Bu açıklamalar Türkiye’yi haklı iddiasından ve Akdeniz’deki meşru taleplerinden vazgeçirmeyecek. Türkiye’nin, BM tarafından tanınan Libya’nın tek meşru hükümeti ile geçtiğimiz hafta imzaladığı ve önceki gün TBMM’de yasalaşan, ardından Cumhurbaşkanı Sayın R. Tayyip Erdoğan’ın imzasını müteakiben Resmi Gazete’de yayımlanarak resmiyet kazanan “Mutabakat Muhtırası” Akdeniz’de bütün hesapları bozdu. Artık Akdeniz’de enerji arama faaliyetinde bulunan bütün ülkeler yeni hesaplar, yeni ilişki ve ittifaklar oluşturmak durumundadırlar.
Neden mi?
Çünkü;
Deniz yetki alanları, ‘devletlerin egemen haklara sahip olduğu ve uluslararası deniz alanını oluşturan kıta sahanlığı ve münhasır ekonomik bölgedir.’

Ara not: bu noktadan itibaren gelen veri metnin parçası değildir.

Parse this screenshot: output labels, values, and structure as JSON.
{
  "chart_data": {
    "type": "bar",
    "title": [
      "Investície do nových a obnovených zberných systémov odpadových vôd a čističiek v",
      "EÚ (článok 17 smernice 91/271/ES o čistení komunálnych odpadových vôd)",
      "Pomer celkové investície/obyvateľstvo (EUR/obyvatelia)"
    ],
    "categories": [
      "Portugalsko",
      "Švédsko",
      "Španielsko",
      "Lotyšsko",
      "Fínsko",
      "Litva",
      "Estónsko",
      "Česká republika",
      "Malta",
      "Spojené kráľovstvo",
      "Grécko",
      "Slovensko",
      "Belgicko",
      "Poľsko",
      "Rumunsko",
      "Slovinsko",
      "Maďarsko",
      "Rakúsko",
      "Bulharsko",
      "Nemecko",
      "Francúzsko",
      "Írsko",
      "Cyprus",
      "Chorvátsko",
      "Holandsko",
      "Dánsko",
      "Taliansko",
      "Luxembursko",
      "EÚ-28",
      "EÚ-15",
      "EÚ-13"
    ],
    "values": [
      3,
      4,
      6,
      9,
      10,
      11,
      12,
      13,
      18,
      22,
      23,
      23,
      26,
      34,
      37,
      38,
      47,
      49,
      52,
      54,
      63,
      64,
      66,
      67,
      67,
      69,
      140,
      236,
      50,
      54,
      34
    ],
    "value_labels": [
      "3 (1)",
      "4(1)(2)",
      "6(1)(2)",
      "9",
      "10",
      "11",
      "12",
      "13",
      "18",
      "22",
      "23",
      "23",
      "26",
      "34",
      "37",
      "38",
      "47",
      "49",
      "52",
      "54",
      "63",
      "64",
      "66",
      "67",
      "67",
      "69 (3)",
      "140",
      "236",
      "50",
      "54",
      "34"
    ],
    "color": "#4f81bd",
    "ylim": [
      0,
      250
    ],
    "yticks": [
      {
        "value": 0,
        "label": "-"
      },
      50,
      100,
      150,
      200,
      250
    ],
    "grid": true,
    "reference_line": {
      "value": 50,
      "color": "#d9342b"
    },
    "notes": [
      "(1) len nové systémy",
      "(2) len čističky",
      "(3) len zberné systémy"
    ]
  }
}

Münhasır ekonomik bölge ise, BM Deniz Hukuku Sözleşmesi’ne göre bir devletin kıyısı bulunduğu bir denizdeki, su ve rüzgar enerjisi de dahil olmak üzere her türlü kaynakları üzerinde özel haklara sahip olduğu deniz alanlarıdır. Libya ile imzalanan muhtıra gereğince Türkiye Libya’ya ait alan da dahil bu bölgede her türlü arama tarama haklarına sahip oldu.
Ayrıca;
Türkiye’nin Libya ile imzaladığı mutabakat ile iki ülkenin “Deniz Yetki Alanları” Akdeniz’i ikiye böldü. Artık Türkiye izin vermedikçe hiçbir devlet Akdeniz’den 1 metre boru bile döşeyemez. Hatırlayanlar bilir, 2014 yılında Libya’daki karışıklıkları fırsat bilen Yunanistan, Libya’ya ait deniz alanlarını işgal edip buraları Yunan karasuları olarak ilan etmişti.
Türkiye Libya’yı yanına alarak bölgenin kaderini değiştiren bir adım attı. Bu adımla Akdeniz’de Türkiye’den habersiz oldubittiler dönemi kapanmış bulunuyor. Bundan böyle Akdeniz ile ilgili bütün planlar yenilenecek.
Şimdi Libya’nın meşru hükumetini koruma zamanı. Çünkü Türkiye ile bu anlaşmayı imzalayan bir hükumeti rahat bırakmazlar.
Bugün yaşananları düşündüğümüzde Ergenekon diye 2008’de, yolsuzluk diye 2013’te ve bundan netice alamayınca 2016’da FETÖ’nün neden bize saldırtıldığını anladık mı?
M. Mursi’nin neden istenmediğini anladık mı?
Suriye’nin neden karıştırıldığını anladık mı?
Peki, ya S-400’ü neden aldığımızı anladık mı?